The crushing drag force was measured using The crosshead speed was 1 m/min, and measurements were made on 6 test pieces, and the average value of the remaining values after excluding the values that were less than 15% of the total average value was taken as the measured value. However, if two or more values were less than 15% of the total average value, a retest was conducted.

As shown in Table 1, the materials of Examples 1 and 2 exhibited slower initial curing than those using organic acids as curing agents;
Initial curing time suitable for root canal filling material was shown. Example 3~
Comparing Example 8 and Comparative Example 1.3, the initial curing time was longer in Example.

Even if the crushing resistance of the cured product was increased by increasing the powder/liquid ratio as in Examples 9 and 10, the initial curing time was long enough to cause no practical problems. However, in Comparative Example 2.4, the initial curing time was extremely short due to the increased powder/liquid ratio, making it difficult to put it to practical use.

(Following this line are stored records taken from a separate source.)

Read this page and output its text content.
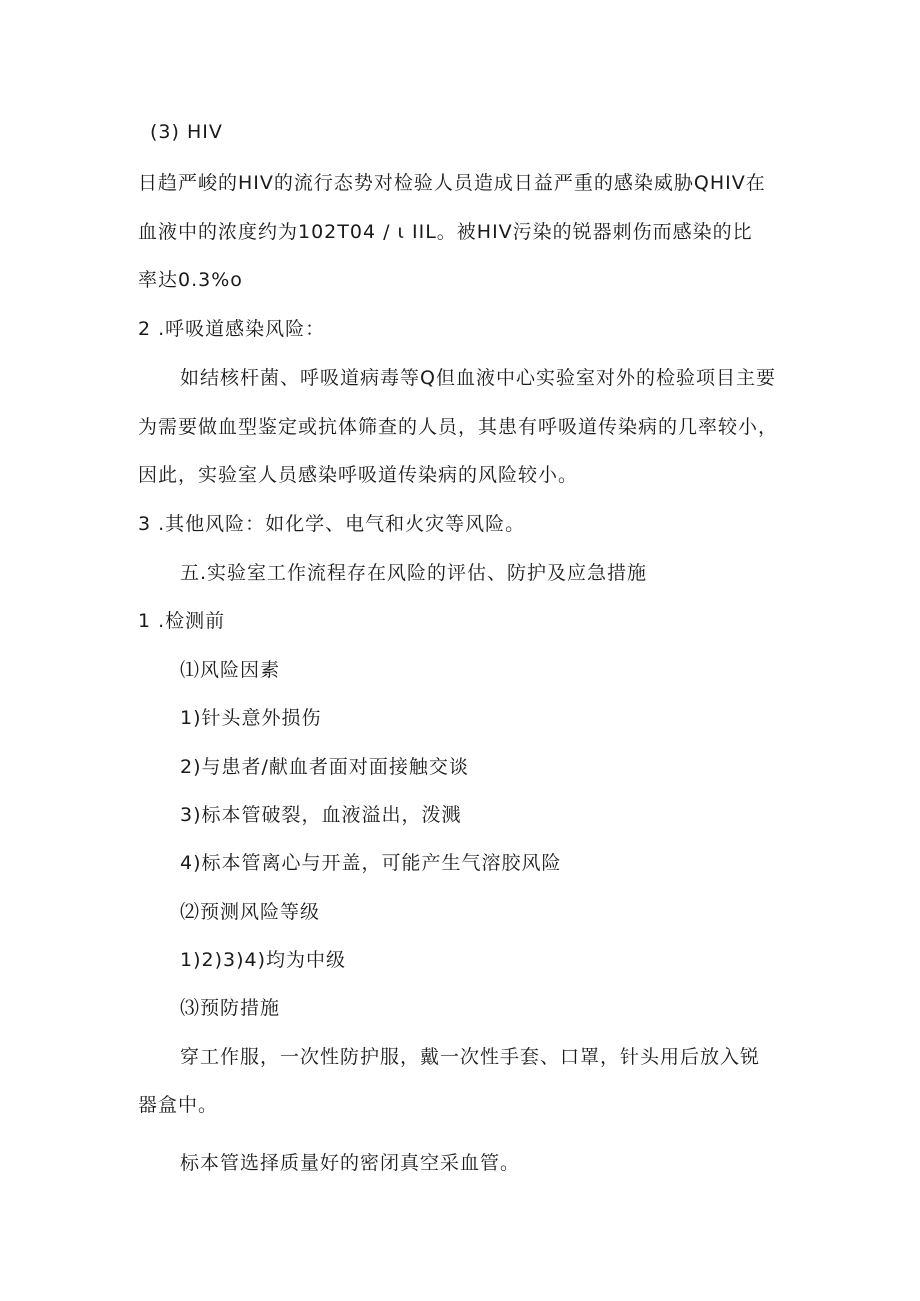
(3) HIV
日趋严峻的HIV的流行态势对检验人员造成日益严重的感染威胁QHIV在
血液中的浓度约为102T04 / ι IIL。被HIV污染的锐器刺伤而感染的比
率达0.3%o
2 .呼吸道感染风险：
如结核杆菌、呼吸道病毒等Q但血液中心实验室对外的检验项目主要
为需要做血型鉴定或抗体筛查的人员，其患有呼吸道传染病的几率较小，
因此，实验室人员感染呼吸道传染病的风险较小。
3 .其他风险：如化学、电气和火灾等风险。
五.实验室工作流程存在风险的评估、防护及应急措施
1 .检测前
⑴风险因素
1)针头意外损伤
2)与患者/献血者面对面接触交谈
3)标本管破裂，血液溢出，泼溅
4)标本管离心与开盖，可能产生气溶胶风险
⑵预测风险等级
1)2)3)4)均为中级
⑶预防措施
穿工作服，一次性防护服，戴一次性手套、口罩，针头用后放入锐
器盒中。
标本管选择质量好的密闭真空采血管。
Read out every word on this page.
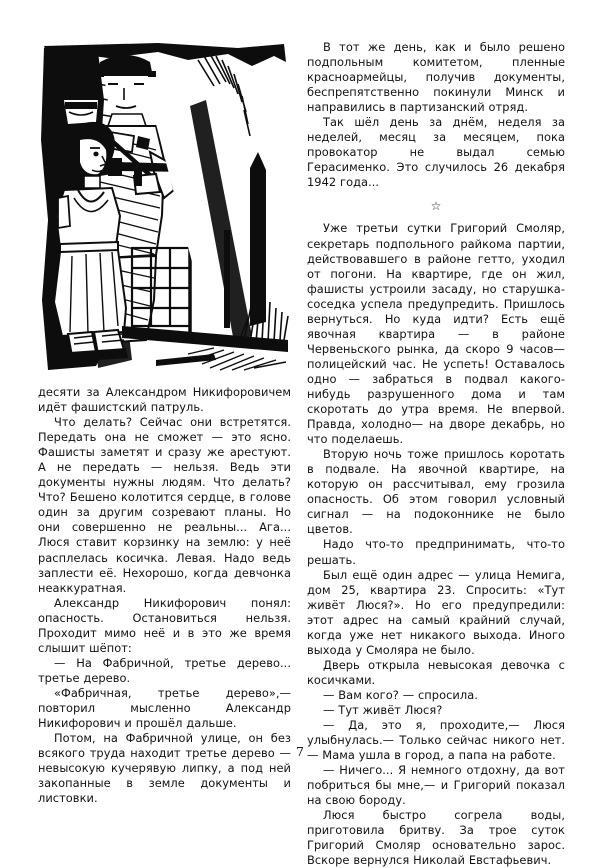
десяти за Александром Никифоровичем идёт фашистский патруль.

Что делать? Сейчас они встретятся. Передать она не сможет — это ясно. Фашисты заметят и сразу же арестуют. А не передать — нельзя. Ведь эти документы нужны людям. Что делать? Что? Бешено колотится сердце, в голове один за другим созревают планы. Но они совершенно не реальны... Ага... Люся ставит корзинку на землю: у неё расплелась косичка. Левая. Надо ведь заплести её. Нехорошо, когда девчонка неаккуратная.

Александр Никифорович понял: опасность. Остановиться нельзя. Проходит мимо неё и в это же время слышит шёпот:

— На Фабричной, третье дерево... третье дерево.

«Фабричная, третье дерево»,— повторил мысленно Александр Никифорович и прошёл дальше.

Потом, на Фабричной улице, он без всякого труда находит третье дерево — невысокую кучерявую липку, а под ней закопанные в земле документы и листовки.

В тот же день, как и было решено подпольным комитетом, пленные красноармейцы, получив документы, беспрепятственно покинули Минск и направились в партизанский отряд.

Так шёл день за днём, неделя за неделей, месяц за месяцем, пока провокатор не выдал семью Герасименко. Это случилось 26 декабря 1942 года...

☆

Уже третьи сутки Григорий Смоляр, секретарь подпольного райкома партии, действовавшего в районе гетто, уходил от погони. На квартире, где он жил, фашисты устроили засаду, но старушка-соседка успела предупредить. Пришлось вернуться. Но куда идти? Есть ещё явочная квартира — в районе Червеньского рынка, да скоро 9 часов— полицейский час. Не успеть! Оставалось одно — забраться в подвал какого-нибудь разрушенного дома и там скоротать до утра время. Не впервой. Правда, холодно— на дворе декабрь, но что поделаешь.

Вторую ночь тоже пришлось коротать в подвале. На явочной квартире, на которую он рассчитывал, ему грозила опасность. Об этом говорил условный сигнал — на подоконнике не было цветов.

Надо что-то предпринимать, что-то решать.

Был ещё один адрес — улица Немига, дом 25, квартира 23. Спросить: «Тут живёт Люся?». Но его предупредили: этот адрес на самый крайний случай, когда уже нет никакого выхода. Иного выхода у Смоляра не было.

Дверь открыла невысокая девочка с косичками.

— Вам кого? — спросила.

— Тут живёт Люся?

— Да, это я, проходите,— Люся улыбнулась.— Только сейчас никого нет.— Мама ушла в город, а папа на работе.

— Ничего... Я немного отдохну, да вот побриться бы мне,— и Григорий показал на свою бороду.

Люся быстро согрела воды, приготовила бритву. За трое суток Григорий Смоляр основательно зарос. Вскоре вернулся Николай Евстафьевич.

7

Furthermore, in the cases where collagen was used (Examples 4, 5, 7, 8, and 10), the crushing resistance of the initially cured product was clearly improved, and this was particularly remarkable when it was used in combination with tannic acid.

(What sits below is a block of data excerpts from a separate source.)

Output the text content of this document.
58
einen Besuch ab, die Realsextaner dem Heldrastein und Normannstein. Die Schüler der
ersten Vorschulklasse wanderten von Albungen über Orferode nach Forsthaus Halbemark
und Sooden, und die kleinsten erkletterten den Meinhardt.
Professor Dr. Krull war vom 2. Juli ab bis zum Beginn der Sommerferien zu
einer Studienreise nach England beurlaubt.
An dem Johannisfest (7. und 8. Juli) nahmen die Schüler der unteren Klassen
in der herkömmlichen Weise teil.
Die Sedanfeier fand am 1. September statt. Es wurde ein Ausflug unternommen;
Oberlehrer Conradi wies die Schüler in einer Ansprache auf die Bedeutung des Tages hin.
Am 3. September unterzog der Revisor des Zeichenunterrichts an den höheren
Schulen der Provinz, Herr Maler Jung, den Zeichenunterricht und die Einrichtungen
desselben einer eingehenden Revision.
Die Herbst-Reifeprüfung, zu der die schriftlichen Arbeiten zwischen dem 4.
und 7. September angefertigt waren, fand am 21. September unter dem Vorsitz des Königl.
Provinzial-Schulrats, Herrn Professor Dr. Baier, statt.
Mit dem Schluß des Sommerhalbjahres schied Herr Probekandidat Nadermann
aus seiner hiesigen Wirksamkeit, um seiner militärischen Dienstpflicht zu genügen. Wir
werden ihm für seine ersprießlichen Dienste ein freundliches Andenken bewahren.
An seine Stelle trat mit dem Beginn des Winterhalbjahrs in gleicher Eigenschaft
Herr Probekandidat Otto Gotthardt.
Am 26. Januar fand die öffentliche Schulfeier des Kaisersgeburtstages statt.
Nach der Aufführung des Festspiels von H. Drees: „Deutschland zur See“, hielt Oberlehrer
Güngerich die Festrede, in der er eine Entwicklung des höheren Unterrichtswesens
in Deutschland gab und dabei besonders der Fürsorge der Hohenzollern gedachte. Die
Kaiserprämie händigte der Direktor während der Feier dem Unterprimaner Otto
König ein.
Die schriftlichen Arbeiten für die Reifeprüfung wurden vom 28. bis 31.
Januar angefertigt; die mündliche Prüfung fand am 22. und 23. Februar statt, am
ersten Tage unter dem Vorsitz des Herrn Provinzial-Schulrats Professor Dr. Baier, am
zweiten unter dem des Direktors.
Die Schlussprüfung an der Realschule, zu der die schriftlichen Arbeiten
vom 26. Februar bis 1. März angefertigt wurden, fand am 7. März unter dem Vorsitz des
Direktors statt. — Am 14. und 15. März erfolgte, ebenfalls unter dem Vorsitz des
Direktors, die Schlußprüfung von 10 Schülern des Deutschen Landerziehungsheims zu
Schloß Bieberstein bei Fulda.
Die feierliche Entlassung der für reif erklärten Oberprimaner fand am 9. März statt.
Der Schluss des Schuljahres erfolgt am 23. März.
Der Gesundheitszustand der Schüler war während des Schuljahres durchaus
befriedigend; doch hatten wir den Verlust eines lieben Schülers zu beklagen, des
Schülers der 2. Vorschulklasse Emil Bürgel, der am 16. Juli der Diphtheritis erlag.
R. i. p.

When each of the materials of Examples 3 to 10 and Comparative Examples 1 to 4 was immersed in PBS, it was found that the crush resistance of the materials using collagen improved over time even after initial hardening.

In addition, each of the materials of Examples 3 to 10 and Comparative Examples 1 to 4 was initially hardened into a cylindrical piece measuring φ6fi x length 12mm, and the pieces were implanted into the femoral bone defect of a dog for 2 weeks and 4 weeks. ,
After 6 weeks, they were taken out, and the tissue of the adhesion surface with the bone tissue was observed and the adhesion force with the bone was evaluated by extrusion method. As a result, two weeks after transplantation, with the materials of Comparative Examples 1 to 4,
Although direct integration with bone had begun, slight round cell infiltration was observed. In contrast, the materials of Examples 3 to 10 had no such inflammatory reaction, and direct bonding with the bone had already progressed. 4 and 6 weeks after transplantation, Comparative Example 1
In materials No. 4 to 4, the inflammatory symptoms gradually disappeared, and bone formation gradually increased in this area. In each of the materials of Examples 3 to 10, bone cells were also present at the interface with the bone tissue. In particular, those using collagen (Example 4.5.7.8.1
In case 0), a large number of bone cells were present around the interface, and the adhesion force with the bone was also dramatically enhanced.

〔Effect of the invention〕

As described above, the medical and dental curable materials according to the present invention are mainly composed of calcium phosphate powder containing α-TCP as an essential component, and contain tannin and tannin as hardening retarders.
Since at least one type selected from the group consisting of tannin derivatives and collagen is used, it cures at room temperature or at a temperature close to the body's body temperature, can extend the curing time, and is not harmful to the body. Therefore, the medical and dental curable material according to the present invention can be used in applications that require a long time to cure,
By increasing the ratio of calcium phosphate powder to curing agent, it can be used in applications requiring a cured product with high strength.

Agent: Patent Attorney Takehiko Matsumoto

Claims (1)

[Claims] (1) A hardening material for medical and dental purposes whose main material is calcium phosphate powder containing α-tricalcium phosphate as an essential component, which is selected from the group consisting of tannins, tannin derivatives, and collagen as a hardening retarder. A curable material for medical and dental use, characterized in that at least one selected type is used.